On Monday, after the bipartisan 12-member super committee announced its failure to agree upon $1.2 trillion in cuts over the next 10 years, Roubini, also known as Dr. Doom, tweeted the following: "Super-Committee: Super-Failure, Super-Pathetic, Super-Gridlock, Super-GOP-Lunacy on Taxes, Super-Fiscal Drag in 2012 that ensures double dip."
But his prediction goes beyond the partisan bickering of the committee tasked to cut the country's budget deficits. His point rests upon the inability of ALL Republicans and Democrats in Washington to work together on any economic issue that would benefit the good of the country. He does note that more blame should be laid at the feet of Republicans for their unwillingness to compromise.
Recession Baked Into 2012
Two key laws are set to expire at the end of this year: the payroll tax cut and an extension of unemployment benefits. Both relief measures were supposed to be rolled into the super committee debt deal, but now face imminent expiration due to the "super-failure."
If Congress cannot come together to extend these programs, Roubini, also the chairman of Roubini Global Economics, predicts a "fiscal drag will be $350 billion, 2.3% of GDP," in 2012. Even if elected officials can come to agreement on both issues, the fiscal drag for next year will amount to $200 billion, or 1.3% of GDP, he says.

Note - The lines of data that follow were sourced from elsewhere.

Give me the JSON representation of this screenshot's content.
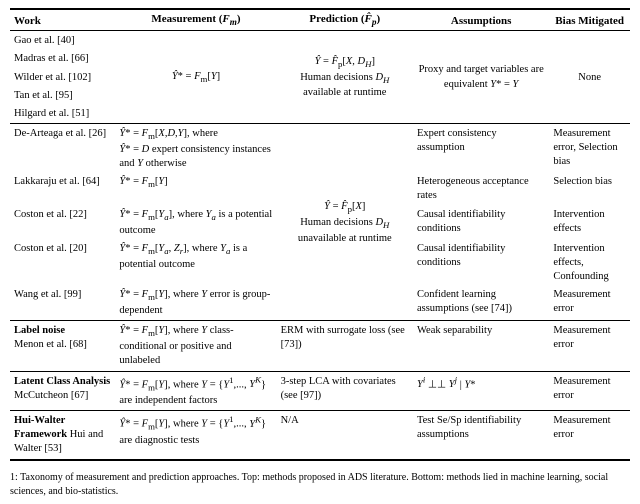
{
  "table": {
    "headers": {
      "work": "Work",
      "measurement": "Measurement (Fₘ)",
      "prediction": "Prediction (Fₚ)",
      "assumptions": "Assumptions",
      "bias": "Bias Mitigated"
    },
    "groups": [
      {
        "id": "group1",
        "rows": [
          {
            "work": "Gao et al. [40]",
            "measurement": "",
            "prediction": "",
            "assumptions": "",
            "bias": ""
          },
          {
            "work": "Madras et al. [66]",
            "measurement": "Ŷ* = Fₘ[Y]",
            "prediction": "Ŷ = F̂ₚ[X, Dₕ]\nHuman decisions Dₕ available at runtime",
            "assumptions": "Proxy and target variables are equivalent Y* = Y",
            "bias": "None"
          },
          {
            "work": "Wilder et al. [102]",
            "measurement": "",
            "prediction": "",
            "assumptions": "",
            "bias": ""
          },
          {
            "work": "Tan et al. [95]",
            "measurement": "",
            "prediction": "",
            "assumptions": "",
            "bias": ""
          },
          {
            "work": "Hilgard et al. [51]",
            "measurement": "",
            "prediction": "",
            "assumptions": "",
            "bias": ""
          }
        ]
      },
      {
        "id": "group2",
        "rows": [
          {
            "work": "De-Arteaga et al. [26]",
            "measurement": "Ŷ* = Fₘ[X,D,Y], where\nŶ* = D expert consistency instances and Y otherwise",
            "prediction": "",
            "assumptions": "Expert consistency assumption",
            "bias": "Measurement error, Selection bias"
          },
          {
            "work": "Lakkaraju et al. [64]",
            "measurement": "Ŷ* = Fₘ[Y]",
            "prediction": "Ŷ = F̂ₚ[X]\nHuman decisions Dₕ unavailable at runtime",
            "assumptions": "Heterogeneous acceptance rates",
            "bias": "Selection bias"
          },
          {
            "work": "Coston et al. [22]",
            "measurement": "Ŷ* = Fₘ[Yₐ], where Yₐ is a potential outcome",
            "prediction": "",
            "assumptions": "Causal identifiability conditions",
            "bias": "Intervention effects"
          },
          {
            "work": "Coston et al. [20]",
            "measurement": "Ŷ* = Fₘ[Yₐ, Z_r], where Yₐ is a potential outcome",
            "prediction": "",
            "assumptions": "Causal identifiability conditions",
            "bias": "Intervention effects, Confounding"
          },
          {
            "work": "Wang et al. [99]",
            "measurement": "Ŷ* = Fₘ[Y], where Y error is group-dependent",
            "prediction": "",
            "assumptions": "Confident learning assumptions (see [74])",
            "bias": "Measurement error"
          }
        ]
      },
      {
        "id": "group3",
        "label": "Label noise",
        "rows": [
          {
            "work": "Label noise\nMenon et al. [68]",
            "measurement": "Ŷ* = Fₘ[Y], where Y class-conditional or positive and unlabeled",
            "prediction": "ERM with surrogate loss (see [73])",
            "assumptions": "Weak separability",
            "bias": "Measurement error"
          }
        ]
      },
      {
        "id": "group4",
        "label": "Latent Class Analysis",
        "rows": [
          {
            "work": "Latent Class Analysis\nMcCutcheon [67]",
            "measurement": "Ŷ* = Fₘ[Y], where Y = {Y¹,..., Yᴷ} are independent factors",
            "prediction": "3-step LCA with covariates (see [97])",
            "assumptions": "Yⁱ ⊥⊥ Yʲ | Y*",
            "bias": "Measurement error"
          }
        ]
      },
      {
        "id": "group5",
        "label": "Hui-Walter Framework",
        "rows": [
          {
            "work": "Hui-Walter Framework Hui and Walter [53]",
            "measurement": "Ŷ* = Fₘ[Y], where Y = {Y¹,..., Yᴷ} are diagnostic tests",
            "prediction": "N/A",
            "assumptions": "Test Se/Sp identifiability assumptions",
            "bias": "Measurement error"
          }
        ]
      }
    ],
    "caption": "1: Taxonomy of measurement and prediction approaches. Top: methods proposed in ADS literature. Bottom: methods lied in machine learning, social sciences, and bio-statistics."
  }
}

"If the economy is growing only 1.5%-2% and you get a fiscal drag of 1.3% -- that's the difference between a growth recession and effectively zero growth," he explains.
The other factor to impact the U.S. economy next year is Europe. Without the European sovereign debt crisis, America's 2012 recession would be "mild," says Roubini. But Europe's crisis is more than two-years in the making and getting worse by day. If the situation continues to spread in a disorderly fashion, Roubini expects the shock to global economies and markets to be "worse than the disorderly collapse of Lehman in the fall of 2008."